Battikpost.site, Lampung Selatan — Ketua Pengurus Wilayah Nahdlatul Ulama (PWNU) Lampung, H Puji Raharjo, menegaskan bahwa Pendidikan Menengah Kepemimpinan Nahdlatul Ulama (PMKNU) adalah langkah strategis dalam membangun sistem kaderisasi NU yang berjenjang, berkelanjutan, dan menjawab tantangan zaman.
Pendidikan Menengah Kepemimpinan Nahdlatul Ulama (PMKNU) harus menjadi fondasi kuat dalam mencetak pemimpin NU yang militan, ideologis, dan profesional. Hal ini ditegaskan oleh Ketua PWNU Lampung, H Puji Raharjo, saat membuka PMKNU Angkatan I yang digelar Pengurus Cabang Nahdlatul Ulama (PCNU) Kabupaten Lampung Selatan di Universitas Islam An-Nur, Jati Agung, Jumat (9/5/2025).
“PMKNU ini bukan sekadar forum pelatihan, tetapi bagian dari mata rantai kaderisasi NU yang harus dijaga kesinambungannya. Kita ingin mencetak pemimpin yang siap menghadapi tantangan zaman,” ujar H Puji di hadapan peserta dan pengurus PCNU.

Menurutnya, kepemimpinan dalam NU bukan hanya menyangkut jabatan struktural, tetapi lebih dari itu adalah pengabdian yang dilandasi integritas dan keikhlasan. Ia mendorong para peserta untuk mengikuti PMKNU dengan sungguh-sungguh dan menjadikan momentum ini sebagai titik tolak pengabdian dalam jam’iyyah.
“Saya berharap seluruh peserta kelak menjadi penggerak NU yang tangguh, tidak hanya di tingkat lokal tetapi juga regional bahkan nasional,” tambahnya.
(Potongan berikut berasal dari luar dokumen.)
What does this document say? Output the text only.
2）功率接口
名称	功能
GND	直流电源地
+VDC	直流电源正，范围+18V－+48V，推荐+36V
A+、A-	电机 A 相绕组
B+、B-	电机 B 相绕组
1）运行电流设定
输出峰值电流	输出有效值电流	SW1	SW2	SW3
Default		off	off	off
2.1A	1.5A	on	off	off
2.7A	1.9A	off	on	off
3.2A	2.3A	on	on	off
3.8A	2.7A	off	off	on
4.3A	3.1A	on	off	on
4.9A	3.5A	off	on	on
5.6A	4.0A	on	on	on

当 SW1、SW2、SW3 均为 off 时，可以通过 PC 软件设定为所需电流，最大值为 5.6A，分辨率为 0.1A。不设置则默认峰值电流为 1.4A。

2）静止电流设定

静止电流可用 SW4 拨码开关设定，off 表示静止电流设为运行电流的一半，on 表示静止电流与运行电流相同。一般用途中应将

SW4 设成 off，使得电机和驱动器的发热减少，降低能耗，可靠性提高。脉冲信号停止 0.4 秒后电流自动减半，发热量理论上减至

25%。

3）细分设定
PMKNU Angkatan I ini diikuti oleh 99 peserta yang terdiri dari utusan PWNU, MWCNU, dan lembaga NU se-Lampung Selatan. Kegiatan berlangsung selama lima hari dan mengusung metode pembelajaran berjenjang yang mengintegrasikan materi ideologi, keorganisasian, dan strategi dakwah kebangsaan.
Hadir dalam pembukaan kegiatan, Ketua Pengurus Besar Nahdlatul Ulama (PBNU), KH Masyhuri Malik, yang turut memberikan arahan. Ia mengingatkan bahwa NU memiliki warisan besar dari para muassis (pendiri), yang harus terus dijaga melalui struktur organisasi yang solid.
“Kekuatan NU terletak pada barokah jamaah dan ketaatan struktural. Jangan pernah meninggalkan organisasi,” tegasnya.
Baca Juga Terbaru
Ia juga menekankan pentingnya memiliki sanad keilmuan dan sanad jam’iyyah dalam menjaga muruah NU, khususnya dalam menghadapi era digital yang penuh tantangan dan informasi tanpa batas.


“Kader NU harus punya prinsip yang kuat dan cerdas dalam menavigasi zaman. Itulah tugas kader PMKNU ke depan,” ujarnya saat secara resmi membuka kegiatan.
KH Masyhuri juga mengapresiasi capaian PWNU Lampung yang menempati posisi keempat secara nasional dalam hal jumlah kaderisasi terbanyak. Ia menyebut bahwa perkembangan Pendidikan Dasar Pendidikan Kader Penggerak NU (PD-PKPNU) di Lampung sangat signifikan, dibuktikan dengan tingginya jumlah alumni yang tersebar di berbagai daerah.
Baca Juga Berita Populer
“Semoga PMKNU ini melahirkan kader-kader yang siap berkhidmat untuk jam’iyyah, umat, dan bangsa,” pungkas H Puji. (Orba)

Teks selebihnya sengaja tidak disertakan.